A group of Chinese creditors is challenging FTX’s latest bankruptcy motion, which seeks to restrict fund distributions to users in certain jurisdictions where cryptocurrency regulations are ambiguous or prohibitive.
The legal dispute centers on the bankrupt crypto exchange’s proposed exclusion of users in 49 countries—including China, Russia, North Korea, and Morocco—from its payout plan, citing potential regulatory risks.
Key Filing Challenges FTX’s Jurisdictional Argument
On July 8, 2025, Weiwei Ji, a creditor of FTX and a Chinese passport holder who resides in Singapore, filed an objection in the Delaware Bankruptcy Court. Representing a group of over 300 similarly affected individuals, Ji argued that the proposal unfairly targets Chinese users based on misinterpretations of the country’s regulatory framework.
China accounts for the majority—over 80%—of the claim value in regions potentially facing exclusion under the proposal. If the plan is approved, creditors in these jurisdictions could be disqualified from participating in the ongoing asset distribution under the FTX bankruptcy proceedings.
Ji contends that there is no legal or regulatory basis to exclude Chinese users from payouts, especially since the FTX claims are denominated and settled in U.S. dollars rather than digital currencies. According to Ji’s filing, these USD distributions could be received by Chinese creditors through lawful methods, such as wire transfers to accounts in Hong Kong.
“The FTX Recovery Trust’s rationale for withholding distributions from Chinese users lacks any credible legal or regulatory justification,” Ji wrote. “There is no substantiated risk of regulatory penalties or criminal liability arising from these payments.”

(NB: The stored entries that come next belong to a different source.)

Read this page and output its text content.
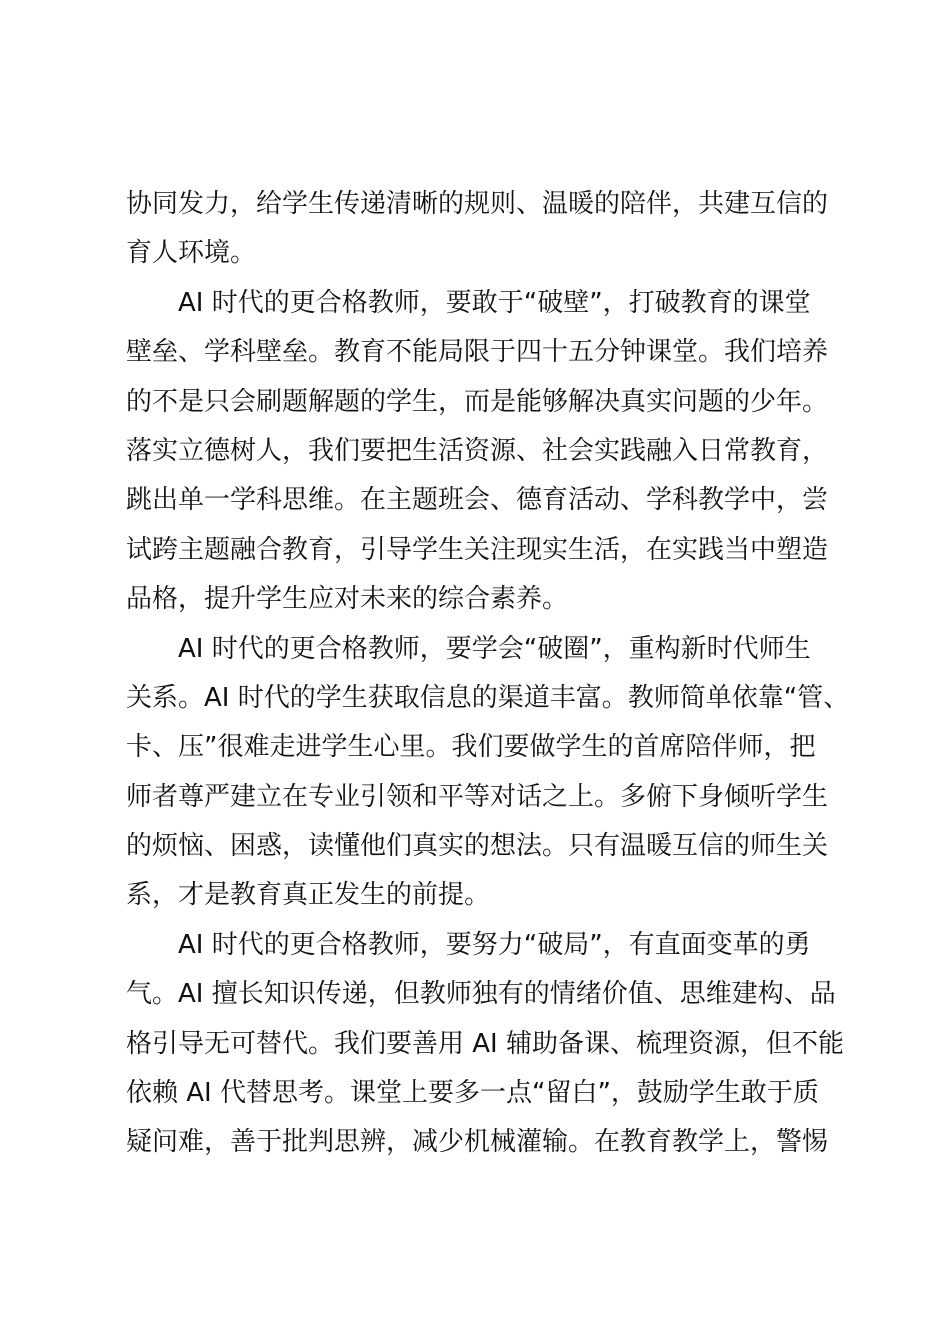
协同发力，给学生传递清晰的规则、温暖的陪伴，共建互信的
育人环境。
AI 时代的更合格教师，要敢于“破壁”，打破教育的课堂
壁垒、学科壁垒。教育不能局限于四十五分钟课堂。我们培养
的不是只会刷题解题的学生，而是能够解决真实问题的少年。
落实立德树人，我们要把生活资源、社会实践融入日常教育，
跳出单一学科思维。在主题班会、德育活动、学科教学中，尝
试跨主题融合教育，引导学生关注现实生活，在实践当中塑造
品格，提升学生应对未来的综合素养。
AI 时代的更合格教师，要学会“破圈”，重构新时代师生
关系。AI 时代的学生获取信息的渠道丰富。教师简单依靠“管、
卡、压”很难走进学生心里。我们要做学生的首席陪伴师，把
师者尊严建立在专业引领和平等对话之上。多俯下身倾听学生
的烦恼、困惑，读懂他们真实的想法。只有温暖互信的师生关
系，才是教育真正发生的前提。
AI 时代的更合格教师，要努力“破局”，有直面变革的勇
气。AI 擅长知识传递，但教师独有的情绪价值、思维建构、品
格引导无可替代。我们要善用 AI 辅助备课、梳理资源，但不能
依赖 AI 代替思考。课堂上要多一点“留白”，鼓励学生敢于质
疑问难，善于批判思辨，减少机械灌输。在教育教学上，警惕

Clarifying Crypto’s Legal Status in China
A critical point in Ji’s argument is the distinction between crypto ownership and trading in China. While authorities have cracked down on crypto exchanges and speculative trading, owning digital assets like Bitcoin and Ethereum remains legal under Chinese civil law.
Ji referenced multiple court rulings to support this position, including a notable 2024 decision by a Shanghai court that affirmed cryptocurrencies as protected personal property. These decisions suggest that while financial institutions are barred from facilitating crypto transactions, individual holdings still receive legal recognition and protection.
He also pointed to Hong Kong’s distinct legal system, which operates under a separate regulatory framework and has actively embraced crypto innovation. With its support for regulated exchanges and digital asset licensing, Hong Kong offers a compliant pathway for fund transfers and settlement, further undercutting FTX’s jurisdictional concerns.
Precedents from Other Crypto Bankruptcies
To bolster his case, Ji cited precedents from earlier high-profile bankruptcy cases in the crypto space. In the Celsius Network bankruptcy, for instance, Chinese creditors received their distributions in U.S. dollars without regulatory complications. Similarly, during the Mt. Gox rehabilitation process, Chinese claimants were paid through the Kraken exchange, with no jurisdiction-based restrictions applied.
These examples, Ji argued, demonstrate that cryptocurrency or fiat-based creditor settlements involving Chinese residents are feasible and have been executed lawfully in comparable situations.
Court to Review FTX Motion on July 22
FTX’s motion remains under judicial consideration ahead of a scheduled hearing on July 22 in Delaware. Ji and the group he represents are urging the court to strike down any regional exclusion rules that would bar Chinese creditors from receiving their share under the proposed bankruptcy resolution.
The outcome of the hearing could set a broader precedent for how international claimants—especially those in countries with restrictive or uncertain crypto laws—are treated in large-scale bankruptcy proceedings involving digital asset platforms.
For now, affected creditors are watching closely, as the court’s ruling could determine whether regulatory gray areas become barriers to recovery.